I don't think it would hurt them, especially if it isn't 100% of their diet. IMO, chickens are carnivores. I have caught mine eating some nasty stuff. One time, I caught them fighting over a small (dead) bird, and just recently, they had a dead frog they were trying to devour. Yuck! I did take the dead bird away, but it makes me wonder about what else their eating when I'm not looking.


----------



## freedomstarfarm

I guess to some extent bugs are meat. :laugh: I hadn't thought of that.


----------



## DJ4wd

Before we found out, and discouraged it, our neighbors were walking across the field to through all there scraps to the chickens, including chicken lol


----------



## potentialfarm

DJ4wd said:


> Before we found out, and discouraged it, our neighbors were walking across the field to through all there scraps to the chickens, including chicken lol


 :shocked: That's just wrong to feed a chicken chicken!!! Actually, if it's cooked properly, it won't hurt them at all!!! 
About 2 months ago, we started dumping our compost bucket into the chicken pen. This was my thinking: First of all, our rotten dogs wouldn't stay out of the compost, but can't get in the chicken pen. Second, compost needs to be turned over continually to make it compost properly. Third, compost tends to draw bugs & worms, which chickens love! We don't throw any meat scraps into the compost anyway (seafood is not counted as meat :wink: ), which is bad for a compost pile ~ meat goes to the dogs. So far, I have found that what the chickens don't eat, they are turning over on a daily basis, causing it to break down extremely fast.

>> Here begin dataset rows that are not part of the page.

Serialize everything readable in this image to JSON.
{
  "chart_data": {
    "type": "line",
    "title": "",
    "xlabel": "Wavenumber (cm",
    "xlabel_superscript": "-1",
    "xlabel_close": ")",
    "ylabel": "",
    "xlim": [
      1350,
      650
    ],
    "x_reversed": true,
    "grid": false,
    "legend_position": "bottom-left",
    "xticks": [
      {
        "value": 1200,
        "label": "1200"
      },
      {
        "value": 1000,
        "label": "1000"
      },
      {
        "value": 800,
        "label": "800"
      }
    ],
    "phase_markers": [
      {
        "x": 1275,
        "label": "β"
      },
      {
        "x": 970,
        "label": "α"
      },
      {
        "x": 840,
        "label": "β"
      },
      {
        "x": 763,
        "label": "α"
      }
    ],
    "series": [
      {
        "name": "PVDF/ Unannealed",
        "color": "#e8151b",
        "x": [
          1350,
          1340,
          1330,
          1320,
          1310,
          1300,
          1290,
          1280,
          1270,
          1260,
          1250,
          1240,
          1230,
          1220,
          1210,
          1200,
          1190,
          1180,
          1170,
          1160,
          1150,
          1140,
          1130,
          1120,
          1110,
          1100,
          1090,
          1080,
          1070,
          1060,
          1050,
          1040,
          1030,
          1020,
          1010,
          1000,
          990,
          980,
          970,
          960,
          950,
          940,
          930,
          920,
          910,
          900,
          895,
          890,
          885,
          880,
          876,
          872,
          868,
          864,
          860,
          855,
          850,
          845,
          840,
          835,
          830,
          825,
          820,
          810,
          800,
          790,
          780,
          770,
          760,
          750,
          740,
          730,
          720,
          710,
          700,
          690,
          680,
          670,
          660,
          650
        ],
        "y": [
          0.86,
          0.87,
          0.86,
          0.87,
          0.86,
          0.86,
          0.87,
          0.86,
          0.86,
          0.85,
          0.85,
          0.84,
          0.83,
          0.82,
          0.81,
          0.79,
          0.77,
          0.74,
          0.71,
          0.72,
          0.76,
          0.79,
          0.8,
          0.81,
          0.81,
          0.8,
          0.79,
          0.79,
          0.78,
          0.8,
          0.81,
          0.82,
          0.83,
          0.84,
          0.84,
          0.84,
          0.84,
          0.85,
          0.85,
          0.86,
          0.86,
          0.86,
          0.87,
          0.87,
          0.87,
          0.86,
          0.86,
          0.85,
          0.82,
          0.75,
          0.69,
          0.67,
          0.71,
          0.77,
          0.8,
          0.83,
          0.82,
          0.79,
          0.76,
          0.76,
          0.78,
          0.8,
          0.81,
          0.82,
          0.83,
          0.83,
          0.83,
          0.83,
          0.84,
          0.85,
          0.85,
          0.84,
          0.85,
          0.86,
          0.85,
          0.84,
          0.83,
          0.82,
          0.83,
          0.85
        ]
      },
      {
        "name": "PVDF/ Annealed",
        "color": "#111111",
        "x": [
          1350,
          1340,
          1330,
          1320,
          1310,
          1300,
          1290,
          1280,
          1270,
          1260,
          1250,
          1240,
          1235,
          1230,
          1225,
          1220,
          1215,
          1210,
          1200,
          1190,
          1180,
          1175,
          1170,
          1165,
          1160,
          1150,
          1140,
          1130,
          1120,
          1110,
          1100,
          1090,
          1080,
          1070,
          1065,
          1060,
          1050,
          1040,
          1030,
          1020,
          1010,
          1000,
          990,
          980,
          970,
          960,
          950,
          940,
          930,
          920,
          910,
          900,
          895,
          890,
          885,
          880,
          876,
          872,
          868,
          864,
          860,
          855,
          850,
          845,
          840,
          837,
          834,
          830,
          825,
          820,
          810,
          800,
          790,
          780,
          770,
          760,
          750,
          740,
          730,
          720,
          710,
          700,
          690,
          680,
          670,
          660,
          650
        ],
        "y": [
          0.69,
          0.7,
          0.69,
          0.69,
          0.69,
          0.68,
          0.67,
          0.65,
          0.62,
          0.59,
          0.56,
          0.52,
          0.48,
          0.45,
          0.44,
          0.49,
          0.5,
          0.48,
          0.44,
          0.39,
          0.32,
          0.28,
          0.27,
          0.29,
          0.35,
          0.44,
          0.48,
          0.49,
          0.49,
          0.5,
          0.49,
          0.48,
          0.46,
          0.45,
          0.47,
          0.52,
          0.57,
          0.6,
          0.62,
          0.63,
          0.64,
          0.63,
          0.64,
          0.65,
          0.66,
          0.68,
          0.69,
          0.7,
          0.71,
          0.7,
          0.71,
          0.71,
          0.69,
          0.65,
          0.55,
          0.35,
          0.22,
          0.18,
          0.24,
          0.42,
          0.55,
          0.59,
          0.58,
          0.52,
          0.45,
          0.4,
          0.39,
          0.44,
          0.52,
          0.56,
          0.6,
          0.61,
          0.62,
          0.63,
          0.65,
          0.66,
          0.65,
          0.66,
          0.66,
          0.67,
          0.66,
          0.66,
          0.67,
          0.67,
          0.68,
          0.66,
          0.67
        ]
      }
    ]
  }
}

The chickens think the compost bucket is a wonderful treat, and the dogs are bumming because they can't get to it.  
I probably wouldn't dare do this, except that the hen house is locked up tight every night. Otherwise, I'd worry about the compost drawing in unwelcome critters.


----------



## DJ4wd

Good Idea, we actually use the deep litter method, which is we use 6-10 inches of sawdust in the coop, it's very easy to clean out, plus if you stay on top of it you can scoop it out like a huge litter box. The old stuff we scoop out we throw in a huge pile, and the chickens turn it over and makes fine compost as well.


----------



## Dodge 'Em

I raise Old English bantams, Fawn Silver duckwings and Blue Reds. When I have a sport/splash (mostly white with splashes of color) hatched, the others seem to pick on them more. I guess its "odd man out" syndrome! LOL 
Two years ago, I rented pasture from my friend who used to own goats. She had a German shepard female. I had 5 red does all the rest were traditionals (boers). The dog killed all of my red goats, didnt ever bother the tradionals. I guess it was the different color that set her off....I wasnt too happy with her!


----------